Strong Passion For Original Army Garments
MYAR has a strong passion for original army garments. They have a functional design with elements that are seen in many modern clothing brands nowadays. MYAR is giving garments a second life, and upcycle them so these historical items are ready for a new adventure.
Highest Labor Intense Of All In The Collection
This upcycled German camouflage jacket is the highest labor-intense of all in the MYAR collection. The jacket is used inside out, so they reversed it and repositioned all the internal parts in the ‘new’ external face. For example, for the lower pockets, they added a welt opening allowing the entrance of the original internal lining. They also unstitched the top camouflage pockets and repositioned them on the top of the chest. Even the epaulets are unstitched and sewn again on the shoulders.
The internal sleeve pocket is also repositioned, showing the camouflage part, and they did the same with the sleeve cuffs. A lot of work was unstitching the hood, and to position it in the original place on the other side.
On the back of the jacket, they added a military green MYAR deadstock fabric logo.
The Camouglage Pattern Of The Parka
The MYAR jacket has a Flecktarn camouflage pattern. This pattern is also known as Flecktarnmuster or Fleckentarn. Its design is a family of 3, 4, 5, or 6-color disruptive camouflage patterns. The most common being the five-color pattern, consisting of dark green, light green, black, red-brown, and green-brown or tan depending on the manufacturer. The original German 5-color pattern was designed for use in European temperate woodland terrain. A 3-color variation called Tropentarn (formerly Wüstentarn) is intended for arid and desert conditions.

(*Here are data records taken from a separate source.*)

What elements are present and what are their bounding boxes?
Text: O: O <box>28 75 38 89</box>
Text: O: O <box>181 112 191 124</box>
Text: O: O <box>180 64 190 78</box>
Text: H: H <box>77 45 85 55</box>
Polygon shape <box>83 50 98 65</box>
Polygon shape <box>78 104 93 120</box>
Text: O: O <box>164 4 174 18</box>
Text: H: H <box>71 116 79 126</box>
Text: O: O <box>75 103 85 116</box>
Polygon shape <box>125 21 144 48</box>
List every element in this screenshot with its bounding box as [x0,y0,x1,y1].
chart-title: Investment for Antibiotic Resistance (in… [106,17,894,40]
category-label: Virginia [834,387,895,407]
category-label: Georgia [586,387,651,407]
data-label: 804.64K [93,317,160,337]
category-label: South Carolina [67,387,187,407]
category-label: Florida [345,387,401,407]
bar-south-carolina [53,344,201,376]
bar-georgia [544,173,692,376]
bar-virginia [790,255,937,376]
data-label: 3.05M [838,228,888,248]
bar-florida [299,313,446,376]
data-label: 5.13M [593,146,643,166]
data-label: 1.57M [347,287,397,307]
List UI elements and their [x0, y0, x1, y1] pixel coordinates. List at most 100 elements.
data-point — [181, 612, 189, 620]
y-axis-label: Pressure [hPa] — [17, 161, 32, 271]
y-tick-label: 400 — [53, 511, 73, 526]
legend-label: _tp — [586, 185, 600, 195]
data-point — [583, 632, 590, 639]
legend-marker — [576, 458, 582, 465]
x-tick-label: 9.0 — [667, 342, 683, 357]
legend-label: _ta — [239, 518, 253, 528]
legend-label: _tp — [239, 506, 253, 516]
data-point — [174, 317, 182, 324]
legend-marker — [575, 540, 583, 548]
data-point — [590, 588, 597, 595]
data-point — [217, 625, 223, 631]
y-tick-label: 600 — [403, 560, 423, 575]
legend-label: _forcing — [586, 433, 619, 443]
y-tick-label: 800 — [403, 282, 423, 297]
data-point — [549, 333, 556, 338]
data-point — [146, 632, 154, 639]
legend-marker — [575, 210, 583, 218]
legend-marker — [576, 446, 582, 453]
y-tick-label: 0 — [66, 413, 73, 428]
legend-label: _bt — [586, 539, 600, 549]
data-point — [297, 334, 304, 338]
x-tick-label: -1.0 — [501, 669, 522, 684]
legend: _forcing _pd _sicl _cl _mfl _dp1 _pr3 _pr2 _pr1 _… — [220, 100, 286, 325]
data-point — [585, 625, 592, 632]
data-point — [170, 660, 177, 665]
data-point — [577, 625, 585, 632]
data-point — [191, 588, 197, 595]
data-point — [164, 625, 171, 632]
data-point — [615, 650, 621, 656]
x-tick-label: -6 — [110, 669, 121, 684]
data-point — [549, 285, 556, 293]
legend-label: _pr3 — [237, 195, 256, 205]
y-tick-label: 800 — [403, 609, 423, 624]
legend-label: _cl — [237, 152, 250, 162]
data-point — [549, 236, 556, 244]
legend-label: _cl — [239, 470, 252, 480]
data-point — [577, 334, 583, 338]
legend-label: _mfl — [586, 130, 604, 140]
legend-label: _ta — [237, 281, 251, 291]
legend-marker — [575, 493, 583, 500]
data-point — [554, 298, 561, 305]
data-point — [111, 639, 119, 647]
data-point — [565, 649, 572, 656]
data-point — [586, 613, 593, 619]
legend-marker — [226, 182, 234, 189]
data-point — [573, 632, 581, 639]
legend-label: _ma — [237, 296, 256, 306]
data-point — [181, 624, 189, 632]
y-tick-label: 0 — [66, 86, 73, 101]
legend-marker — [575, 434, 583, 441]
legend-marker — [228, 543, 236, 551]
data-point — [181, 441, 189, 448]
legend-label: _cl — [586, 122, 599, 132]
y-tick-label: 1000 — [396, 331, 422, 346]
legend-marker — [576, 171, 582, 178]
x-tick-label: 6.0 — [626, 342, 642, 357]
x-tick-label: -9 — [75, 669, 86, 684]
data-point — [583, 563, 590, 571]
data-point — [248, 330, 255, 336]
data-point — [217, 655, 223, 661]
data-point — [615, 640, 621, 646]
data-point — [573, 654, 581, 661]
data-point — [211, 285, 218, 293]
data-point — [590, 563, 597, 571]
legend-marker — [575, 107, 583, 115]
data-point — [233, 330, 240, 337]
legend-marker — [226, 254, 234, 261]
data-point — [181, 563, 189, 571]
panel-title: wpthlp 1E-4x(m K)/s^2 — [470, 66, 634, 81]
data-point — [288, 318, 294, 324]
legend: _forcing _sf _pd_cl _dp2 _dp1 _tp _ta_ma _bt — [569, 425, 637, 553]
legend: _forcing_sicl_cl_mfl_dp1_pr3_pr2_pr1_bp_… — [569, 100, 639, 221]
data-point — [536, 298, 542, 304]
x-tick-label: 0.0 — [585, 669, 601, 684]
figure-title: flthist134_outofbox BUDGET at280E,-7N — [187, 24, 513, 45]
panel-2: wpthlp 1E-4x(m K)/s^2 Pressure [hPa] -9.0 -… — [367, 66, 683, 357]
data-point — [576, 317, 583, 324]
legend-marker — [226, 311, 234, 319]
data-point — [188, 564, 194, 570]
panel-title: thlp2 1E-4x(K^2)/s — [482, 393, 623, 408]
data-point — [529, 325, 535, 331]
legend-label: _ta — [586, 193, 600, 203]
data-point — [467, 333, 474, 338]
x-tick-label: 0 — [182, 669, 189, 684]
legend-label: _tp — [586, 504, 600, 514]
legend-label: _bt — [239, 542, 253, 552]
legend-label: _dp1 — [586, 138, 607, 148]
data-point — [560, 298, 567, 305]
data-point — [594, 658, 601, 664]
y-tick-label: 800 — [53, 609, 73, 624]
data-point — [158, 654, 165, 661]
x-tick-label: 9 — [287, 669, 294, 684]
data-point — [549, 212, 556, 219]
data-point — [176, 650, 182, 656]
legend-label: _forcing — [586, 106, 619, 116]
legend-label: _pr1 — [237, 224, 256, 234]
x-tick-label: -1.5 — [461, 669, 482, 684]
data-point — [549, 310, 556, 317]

In 1976, the Bundeswehr in Germany developed several prototype camouflage patterns, to be trialed as replacements for the solid olive-grey ‘moleskin’ combat uniform. At least four distinct camouflage patterns were tested during Bundeswehr Truppenversuch 76 (Bundeswehr Troop Trial 76). These were based on patterns in nature: one was called ‘Dots’ or ‘Points’; another was called ‘Ragged Leaf’ or ‘Saw Tooth Edge’; another was based on pine needles in winter.